C’était une idée brillante, parce que cela nous donnait une large palette de thèmes... Un émigrant d’Europe de l’Est, d’où vient toute l’immigration moderne, et aussi un criminel, comme ces types qui arrivent en Amérique comme des criminels. Cela donnait quelque chose de très réaliste mais aussi de nouveau et en même temps d’une qualité classique. Un niveau classique Americana et un autre niveau très contemporain qui n’a pas été fait et refait dans cinquante films, cinquante livres ou cinquante jeux. Alors c’est vite devenu un concept et quand nous pensions à lui comme un criminel ou comme un dur à cuire qui se fout de tout peut-être, nous pensions aussi à ce qui le rendait comme cela.
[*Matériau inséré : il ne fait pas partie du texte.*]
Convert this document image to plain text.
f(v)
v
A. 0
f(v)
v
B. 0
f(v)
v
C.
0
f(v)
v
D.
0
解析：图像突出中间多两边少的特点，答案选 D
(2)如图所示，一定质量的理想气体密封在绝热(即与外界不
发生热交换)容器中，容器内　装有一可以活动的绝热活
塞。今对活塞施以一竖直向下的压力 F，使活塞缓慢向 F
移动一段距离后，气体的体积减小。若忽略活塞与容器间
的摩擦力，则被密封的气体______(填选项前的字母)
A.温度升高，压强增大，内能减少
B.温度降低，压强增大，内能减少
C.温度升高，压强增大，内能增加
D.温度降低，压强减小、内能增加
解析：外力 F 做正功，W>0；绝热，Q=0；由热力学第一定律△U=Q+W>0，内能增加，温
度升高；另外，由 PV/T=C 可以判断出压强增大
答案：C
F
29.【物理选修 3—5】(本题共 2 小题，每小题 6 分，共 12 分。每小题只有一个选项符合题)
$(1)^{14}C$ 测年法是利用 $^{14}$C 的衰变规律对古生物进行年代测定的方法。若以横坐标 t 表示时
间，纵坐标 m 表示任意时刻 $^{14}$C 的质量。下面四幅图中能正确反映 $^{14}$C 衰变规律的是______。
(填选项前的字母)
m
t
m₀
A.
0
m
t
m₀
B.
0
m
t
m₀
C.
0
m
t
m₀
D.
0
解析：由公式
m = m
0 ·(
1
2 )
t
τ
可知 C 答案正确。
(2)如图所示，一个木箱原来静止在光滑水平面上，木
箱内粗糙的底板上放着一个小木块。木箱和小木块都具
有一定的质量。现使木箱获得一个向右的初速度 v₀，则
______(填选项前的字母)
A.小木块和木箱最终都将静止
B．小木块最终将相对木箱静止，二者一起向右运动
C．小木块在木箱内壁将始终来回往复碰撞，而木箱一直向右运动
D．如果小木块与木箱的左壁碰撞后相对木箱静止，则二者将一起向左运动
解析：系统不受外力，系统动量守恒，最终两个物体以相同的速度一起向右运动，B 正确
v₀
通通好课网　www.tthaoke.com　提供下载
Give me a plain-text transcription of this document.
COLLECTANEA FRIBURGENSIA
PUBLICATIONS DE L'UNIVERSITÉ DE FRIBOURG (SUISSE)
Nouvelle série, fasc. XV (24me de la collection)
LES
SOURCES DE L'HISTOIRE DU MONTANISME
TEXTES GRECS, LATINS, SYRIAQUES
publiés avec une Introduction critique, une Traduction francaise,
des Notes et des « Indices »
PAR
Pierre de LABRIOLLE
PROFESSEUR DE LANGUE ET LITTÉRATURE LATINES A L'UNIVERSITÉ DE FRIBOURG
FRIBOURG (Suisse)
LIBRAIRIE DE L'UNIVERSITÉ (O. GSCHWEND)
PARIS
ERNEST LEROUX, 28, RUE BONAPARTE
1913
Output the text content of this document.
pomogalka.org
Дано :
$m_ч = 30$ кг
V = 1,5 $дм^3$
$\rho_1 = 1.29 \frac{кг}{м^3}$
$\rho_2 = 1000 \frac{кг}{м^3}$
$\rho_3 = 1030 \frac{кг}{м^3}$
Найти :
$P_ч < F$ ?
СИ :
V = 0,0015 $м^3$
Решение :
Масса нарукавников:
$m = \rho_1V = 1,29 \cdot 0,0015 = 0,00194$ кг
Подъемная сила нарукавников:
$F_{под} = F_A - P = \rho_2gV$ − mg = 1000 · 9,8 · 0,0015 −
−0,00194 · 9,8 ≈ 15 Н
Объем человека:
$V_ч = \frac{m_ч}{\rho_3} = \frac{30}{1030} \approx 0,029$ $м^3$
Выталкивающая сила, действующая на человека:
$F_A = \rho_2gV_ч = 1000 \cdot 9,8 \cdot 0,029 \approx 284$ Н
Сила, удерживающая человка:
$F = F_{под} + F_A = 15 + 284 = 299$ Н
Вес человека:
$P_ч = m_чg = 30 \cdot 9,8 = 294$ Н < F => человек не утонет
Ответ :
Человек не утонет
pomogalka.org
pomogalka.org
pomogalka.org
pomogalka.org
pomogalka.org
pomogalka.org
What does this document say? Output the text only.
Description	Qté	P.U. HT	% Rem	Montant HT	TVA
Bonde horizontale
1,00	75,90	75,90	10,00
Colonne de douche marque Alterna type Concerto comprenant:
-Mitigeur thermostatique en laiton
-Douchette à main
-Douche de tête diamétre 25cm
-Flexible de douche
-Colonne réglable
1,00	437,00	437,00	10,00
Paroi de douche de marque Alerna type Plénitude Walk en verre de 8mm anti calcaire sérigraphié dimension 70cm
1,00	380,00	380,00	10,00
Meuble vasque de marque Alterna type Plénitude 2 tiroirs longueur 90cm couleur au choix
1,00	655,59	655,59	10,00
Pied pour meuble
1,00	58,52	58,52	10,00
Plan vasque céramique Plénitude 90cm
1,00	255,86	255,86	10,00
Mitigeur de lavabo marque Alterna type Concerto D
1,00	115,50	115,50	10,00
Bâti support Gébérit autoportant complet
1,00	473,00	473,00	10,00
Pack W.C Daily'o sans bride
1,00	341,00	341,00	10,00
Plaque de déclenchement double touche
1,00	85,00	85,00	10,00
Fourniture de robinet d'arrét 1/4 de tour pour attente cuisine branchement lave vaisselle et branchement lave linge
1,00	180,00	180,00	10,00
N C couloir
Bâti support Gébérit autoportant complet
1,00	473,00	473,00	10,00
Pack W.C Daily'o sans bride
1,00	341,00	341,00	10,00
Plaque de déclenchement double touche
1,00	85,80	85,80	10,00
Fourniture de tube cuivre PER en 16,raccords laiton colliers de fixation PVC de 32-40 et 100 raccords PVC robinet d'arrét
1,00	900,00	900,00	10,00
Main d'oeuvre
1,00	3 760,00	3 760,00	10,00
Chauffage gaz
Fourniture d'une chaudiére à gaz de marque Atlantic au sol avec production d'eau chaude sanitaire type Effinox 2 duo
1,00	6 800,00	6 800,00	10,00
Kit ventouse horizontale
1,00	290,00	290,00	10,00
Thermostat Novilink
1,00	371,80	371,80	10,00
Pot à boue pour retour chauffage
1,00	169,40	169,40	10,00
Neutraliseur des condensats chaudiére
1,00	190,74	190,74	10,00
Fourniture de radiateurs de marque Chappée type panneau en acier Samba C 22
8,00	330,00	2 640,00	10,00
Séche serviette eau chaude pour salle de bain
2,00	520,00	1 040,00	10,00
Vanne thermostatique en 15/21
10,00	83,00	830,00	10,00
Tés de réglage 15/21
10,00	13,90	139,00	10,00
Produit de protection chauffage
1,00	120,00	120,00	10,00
Eh bien une guerre peut rendre quelqu’un comme cela, je suppose, ainsi que les années d’échecs à essayer de retourner à une vie normale après la guerre.

Nous ne voulions pas donner trop de détails sur ce passé, on voulait surtout évoquer les coups qu’il a reçu... Nous n’essayons pas de porter un jugement moral sur ce dans quoi il était impliqué, juste ce qui arrive à ces gens. Ce n’est pas important de savoir si ce qu’il a fait était bien ou mal parce qu’il était trop jeune pour connaître la différence. Ici, il est âgé d’une petite trentaine d’années, déboussolé par cette expérience dix ans auparavant.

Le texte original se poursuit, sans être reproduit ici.